Now that normal service has been resumed and the reservoirs are brimming full in August once again, dreams of owning a property abroad are being taken out and dusted down. But "don't be fooled into thinking that buying property abroad is a simple procedure," warns Andrew Snowdon, head of the international tax department at chartered accountants Kidsons Impey, who have produced a 10-point check list to consider before you buy:
1. If you are a UK resident any rental income from property abroad will be subject to UK income tax and should be disclosed on your tax return.
2. If the property is your principal private residence there is no liability to income tax or capital gains tax, provided you have never let it out for rent.
3. If you decide to resell in future, you may be liable for CGT on any profit.
4. The property could well form part of your estate when you die and if it takes you over the current threshold of pounds 223,000 it will be taxed at 40p in the pound.
5. Find out what local income and capital gains taxes apply.

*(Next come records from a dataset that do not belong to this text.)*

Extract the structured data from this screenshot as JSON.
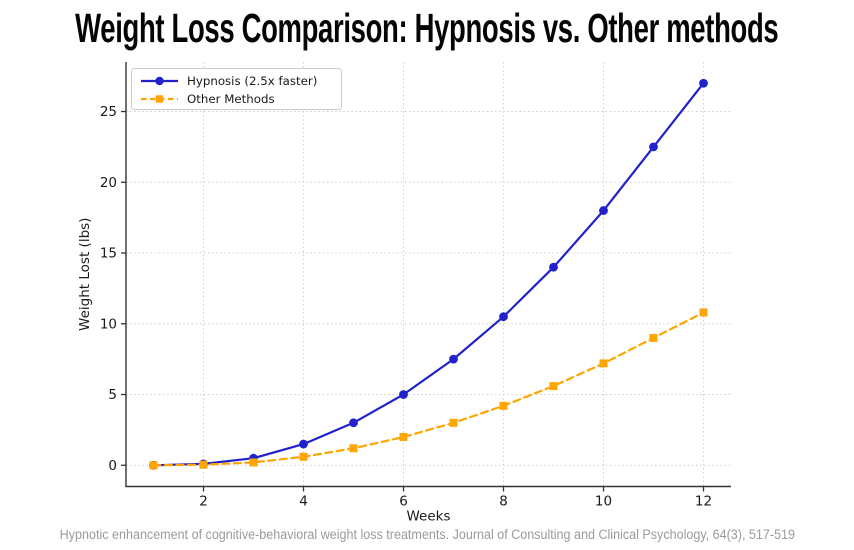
{
  "page": {
    "title": "Weight Loss Comparison: Hypnosis vs. Other methods",
    "footer": "Hypnotic enhancement of cognitive-behavioral weight loss treatments. Journal of Consulting and Clinical Psychology, 64(3), 517-519"
  },
  "colors": {
    "background": "#ffffff",
    "title_text": "#050505",
    "footer_text": "#9b9b9b",
    "grid": "#cfcfcf",
    "spine": "#333333",
    "tick_text": "#1a1a1a",
    "legend_border": "#cccccc",
    "legend_background": "#ffffff",
    "hypnosis_blue": "#2222CC",
    "other_orange": "#FFA500"
  },
  "chart_data": {
    "type": "line",
    "title": "Weight Loss Comparison: Hypnosis vs. Other methods",
    "xlabel": "Weeks",
    "ylabel": "Weight Lost (lbs)",
    "x": [
      1,
      2,
      3,
      4,
      5,
      6,
      7,
      8,
      9,
      10,
      11,
      12
    ],
    "series": [
      {
        "id": "hypnosis",
        "name": "Hypnosis (2.5x faster)",
        "color": "#2222CC",
        "line_style": "solid",
        "marker": "circle",
        "values": [
          0,
          0.1,
          0.5,
          1.5,
          3,
          5,
          7.5,
          10.5,
          14,
          18,
          22.5,
          27
        ]
      },
      {
        "id": "other-methods",
        "name": "Other Methods",
        "color": "#FFA500",
        "line_style": "dashed",
        "marker": "square",
        "values": [
          0,
          0.04,
          0.2,
          0.6,
          1.2,
          2,
          3,
          4.2,
          5.6,
          7.2,
          9,
          10.8
        ]
      }
    ],
    "xticks": [
      2,
      4,
      6,
      8,
      10,
      12
    ],
    "yticks": [
      0,
      5,
      10,
      15,
      20,
      25
    ],
    "xlim": [
      0.45,
      12.55
    ],
    "ylim": [
      -1.5,
      28.5
    ],
    "grid": true,
    "grid_style": "dotted",
    "legend_position": "upper-left"
  }
}
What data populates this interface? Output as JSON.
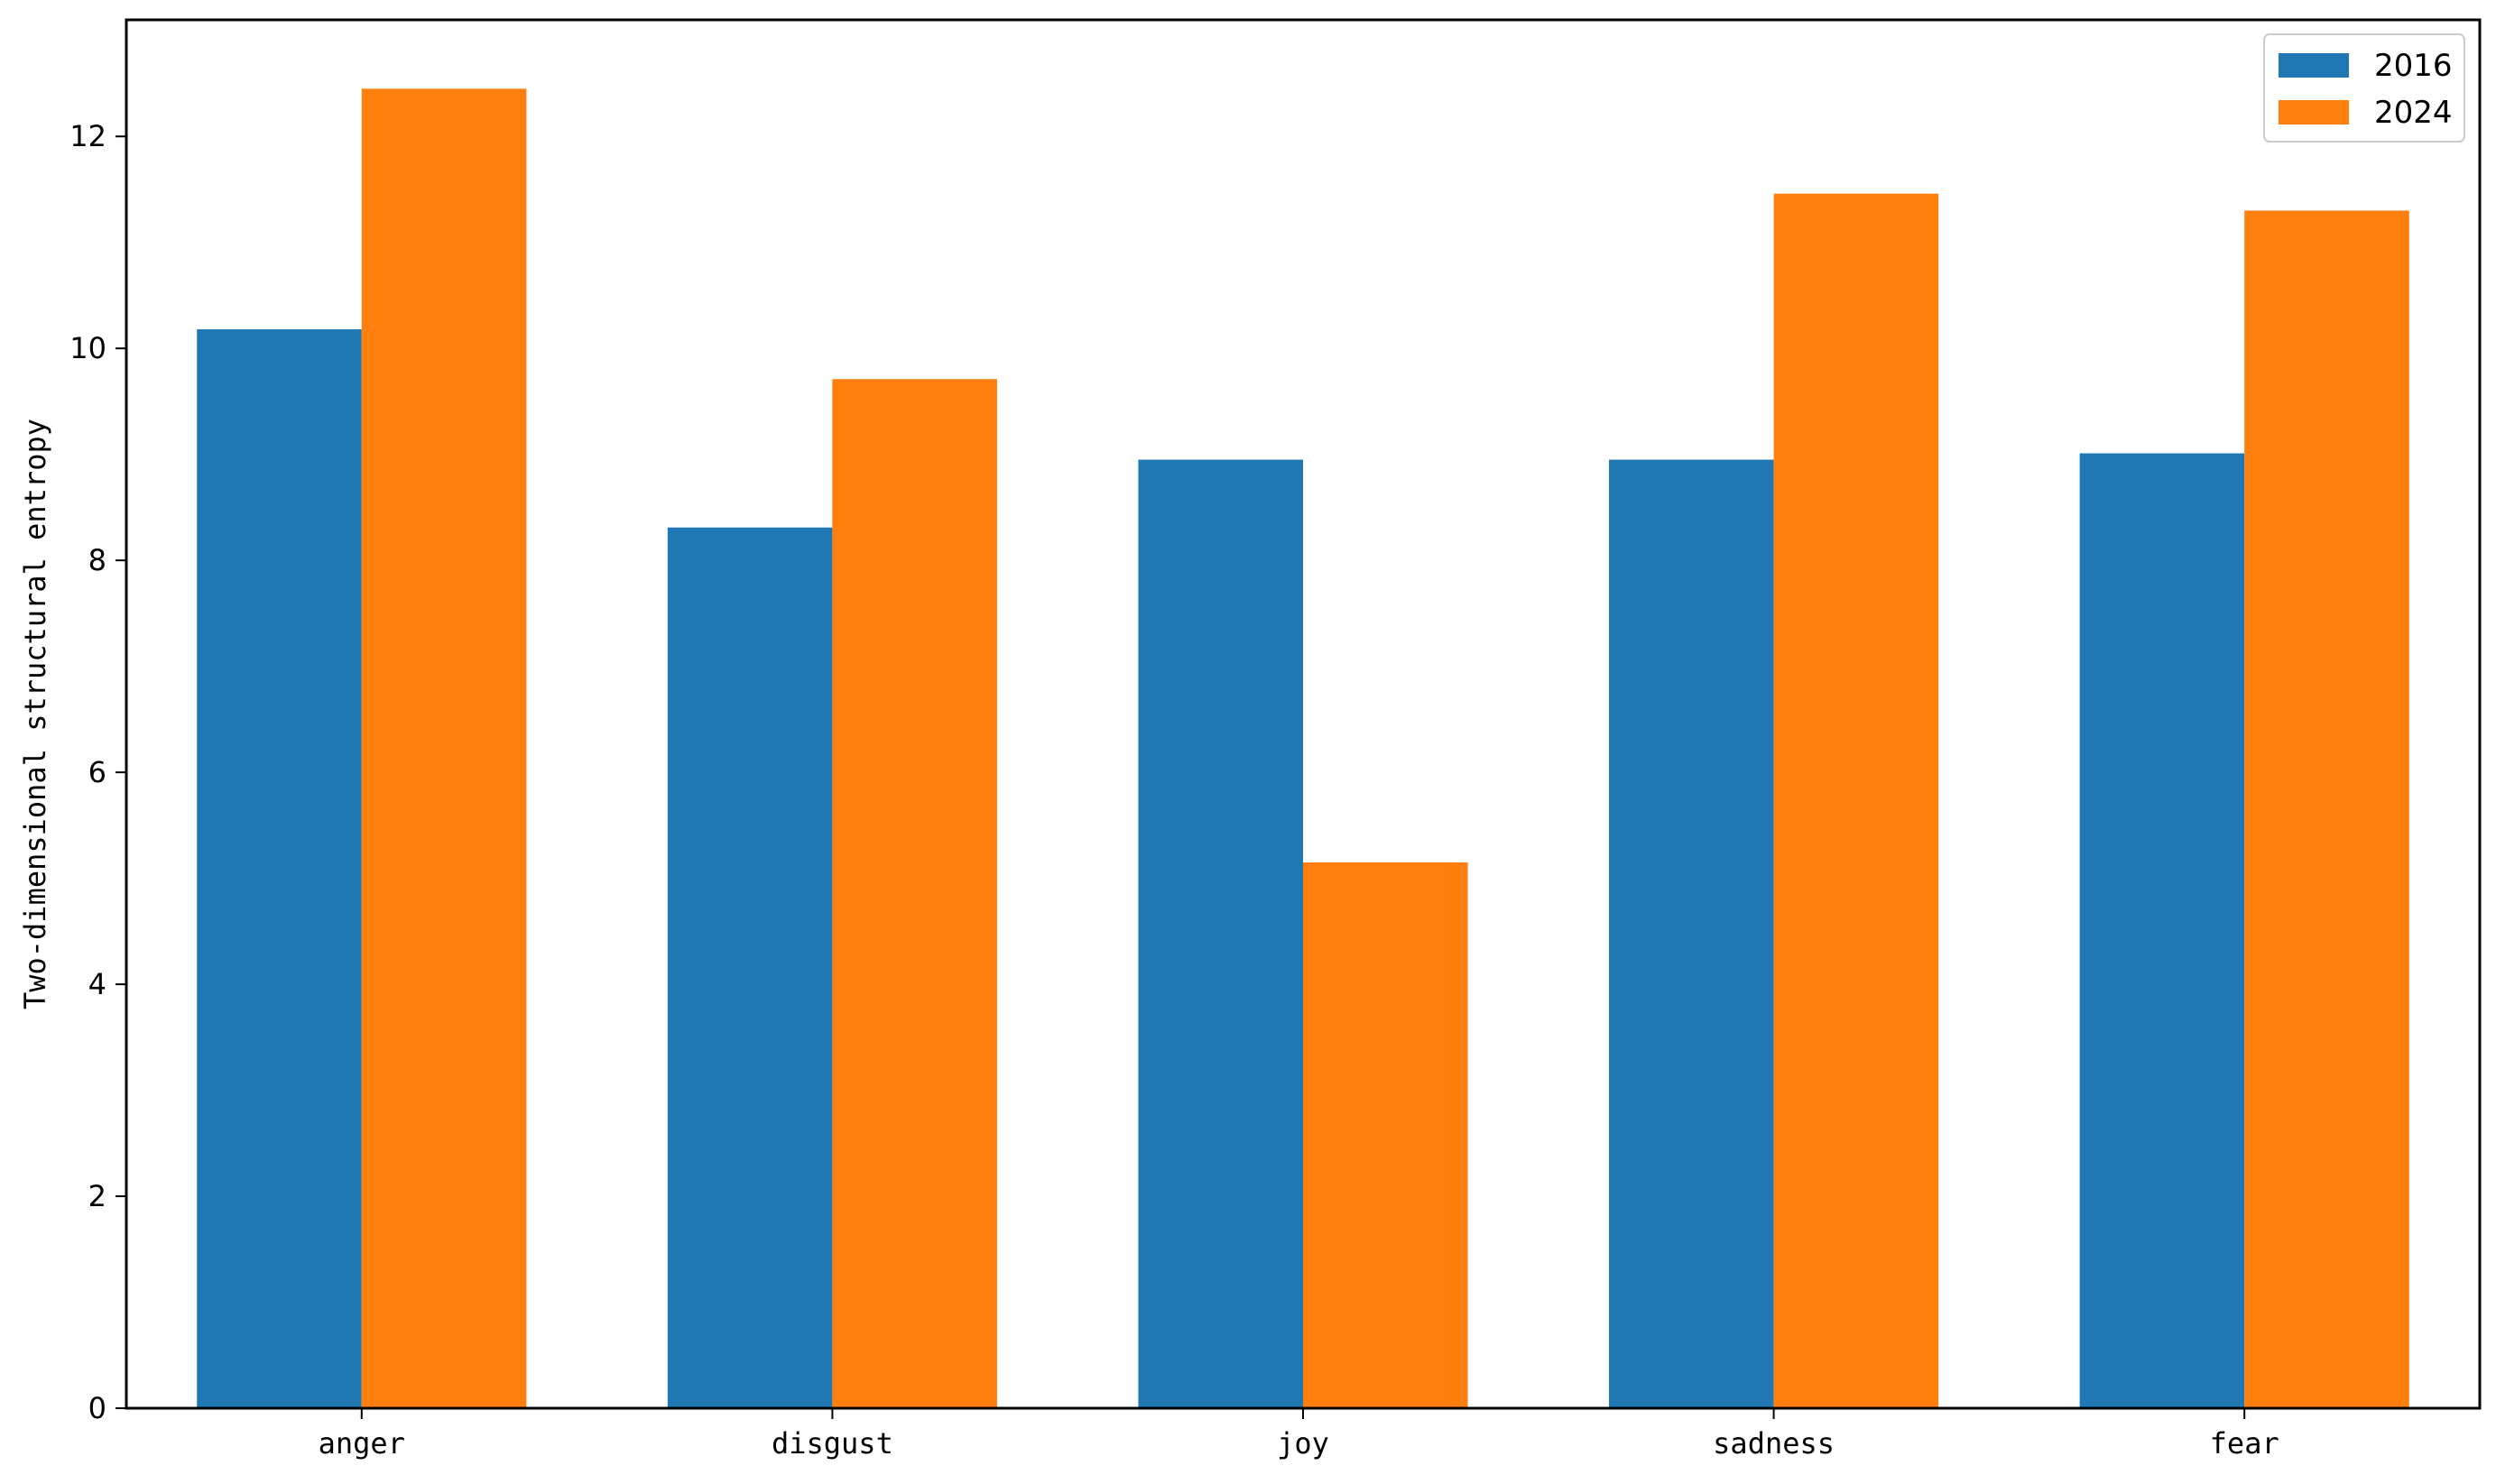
{
  "chart_data": {
    "type": "bar",
    "title": "",
    "xlabel": "",
    "ylabel": "Two-dimensional structural entropy",
    "categories": [
      "anger",
      "disgust",
      "joy",
      "sadness",
      "fear"
    ],
    "series": [
      {
        "name": "2016",
        "color": "#1f77b4",
        "values": [
          10.18,
          8.31,
          8.95,
          8.95,
          9.01
        ]
      },
      {
        "name": "2024",
        "color": "#ff7f0e",
        "values": [
          12.45,
          9.71,
          5.15,
          11.46,
          11.3
        ]
      }
    ],
    "ylim": [
      0,
      13.1
    ],
    "yticks": [
      "0",
      "2",
      "4",
      "6",
      "8",
      "10",
      "12"
    ],
    "legend_position": "top-right",
    "grid": false
  }
}
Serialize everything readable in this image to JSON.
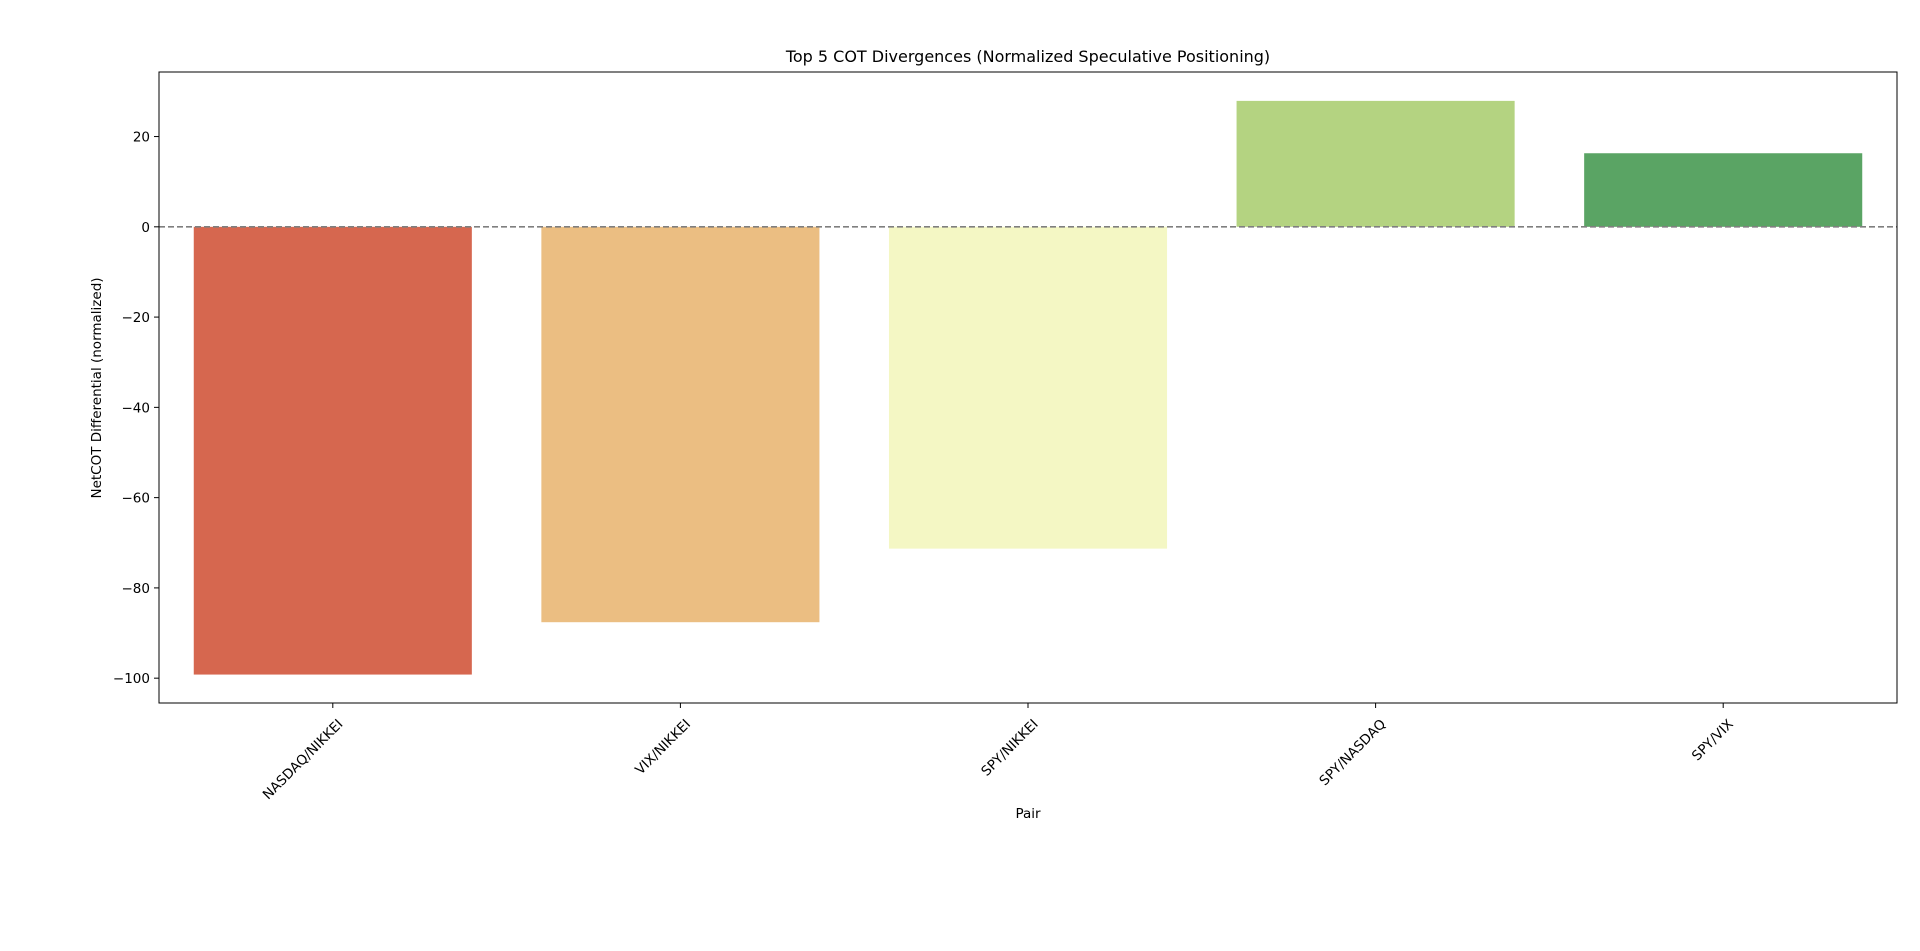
{
  "chart_data": {
    "type": "bar",
    "title": "Top 5 COT Divergences (Normalized Speculative Positioning)",
    "xlabel": "Pair",
    "ylabel": "NetCOT Differential (normalized)",
    "categories": [
      "NASDAQ/NIKKEI",
      "VIX/NIKKEI",
      "SPY/NIKKEI",
      "SPY/NASDAQ",
      "SPY/VIX"
    ],
    "values": [
      -99.2,
      -87.6,
      -71.3,
      27.9,
      16.3
    ],
    "colors": [
      "#d6674f",
      "#ebbe82",
      "#f4f7c4",
      "#b4d381",
      "#5aa464"
    ],
    "ylim": [
      -105.5,
      34.3
    ],
    "yticks": [
      20,
      0,
      -20,
      -40,
      -60,
      -80,
      -100
    ],
    "ytick_labels": [
      "20",
      "0",
      "−20",
      "−40",
      "−60",
      "−80",
      "−100"
    ],
    "reference_line": {
      "y": 0,
      "style": "dashed",
      "color": "#7f7f7f"
    },
    "grid": false,
    "legend": "none"
  }
}
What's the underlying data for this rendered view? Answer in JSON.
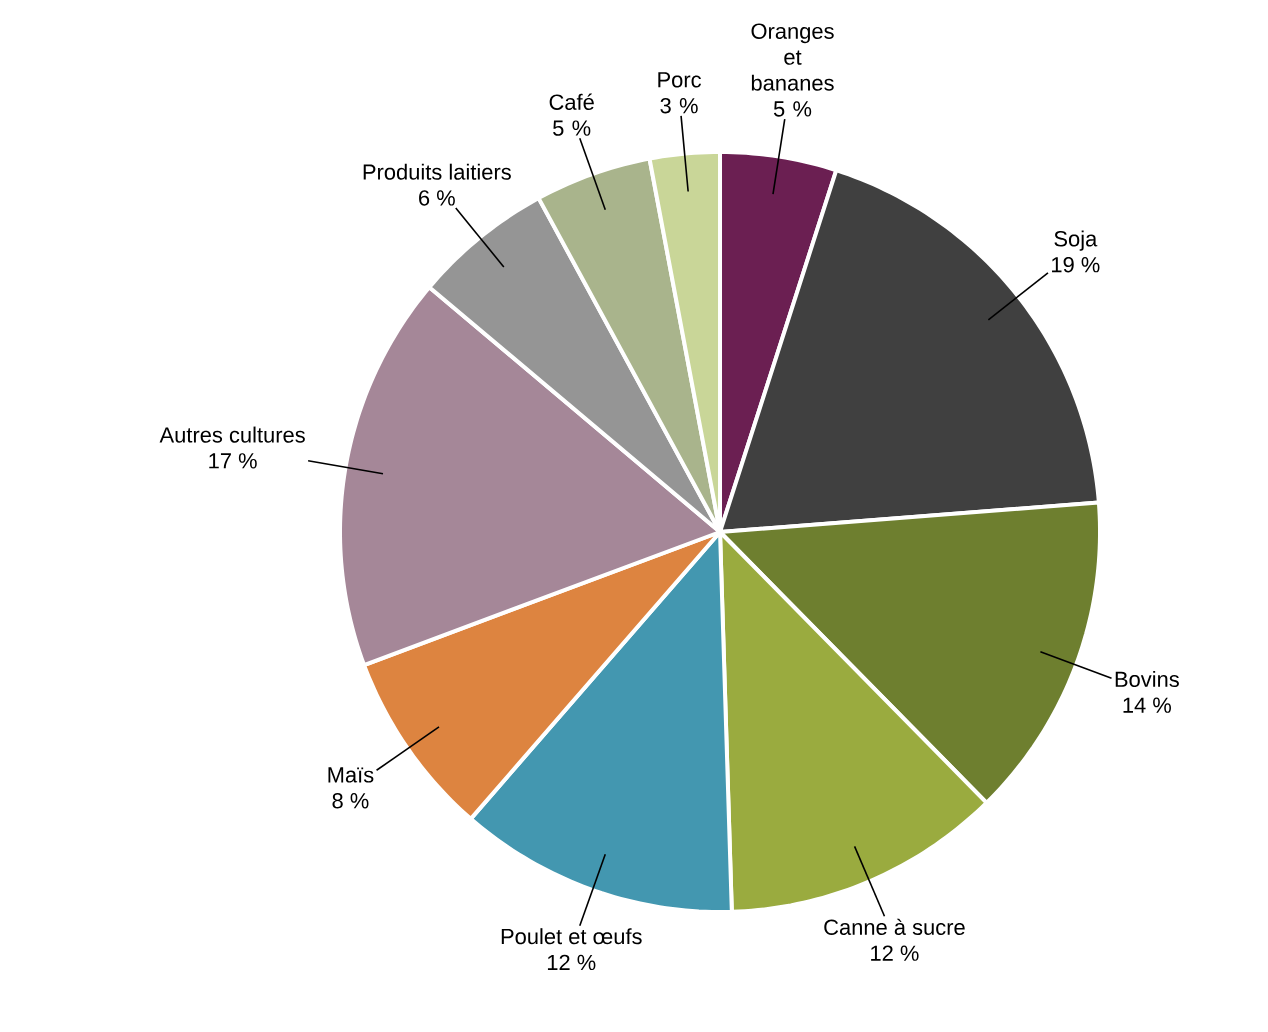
{
  "chart_data": {
    "type": "pie",
    "categories": [
      "Oranges et bananes",
      "Soja",
      "Bovins",
      "Canne à sucre",
      "Poulet et œufs",
      "Maïs",
      "Autres cultures",
      "Produits laitiers",
      "Café",
      "Porc"
    ],
    "values": [
      5,
      19,
      14,
      12,
      12,
      8,
      17,
      6,
      5,
      3
    ],
    "value_labels": [
      "5 %",
      "19 %",
      "14 %",
      "12 %",
      "12 %",
      "8 %",
      "17 %",
      "6 %",
      "5 %",
      "3 %"
    ],
    "colors": [
      "#6b1f52",
      "#404040",
      "#6e7f2f",
      "#9aab3f",
      "#4397b0",
      "#dd8440",
      "#a58798",
      "#959595",
      "#a9b48c",
      "#c9d698"
    ]
  }
}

6. Local inheritance laws may work differently to the UK. Consider making a separate will in the country in question, but do take professional advice to ensure that one will does not revoke the other.
7. You could put the ownership in trust with the title resting outside the UK or even in a third country. But many countries reserve the right to tax foreign-owned properties, and double taxation agreements apply to dividends but not to rental income.
8. You could set up a company to buy the property but it has to be managed and controlled outside the UK to escape UK corporation tax.
9. If you borrow to buy the property you could get tax relief on interest to offset rental income, but you may have to deduct UK withholding tax from interest paid to overseas lenders.
10. Don't be discouraged, but if in doubt, take professional advice.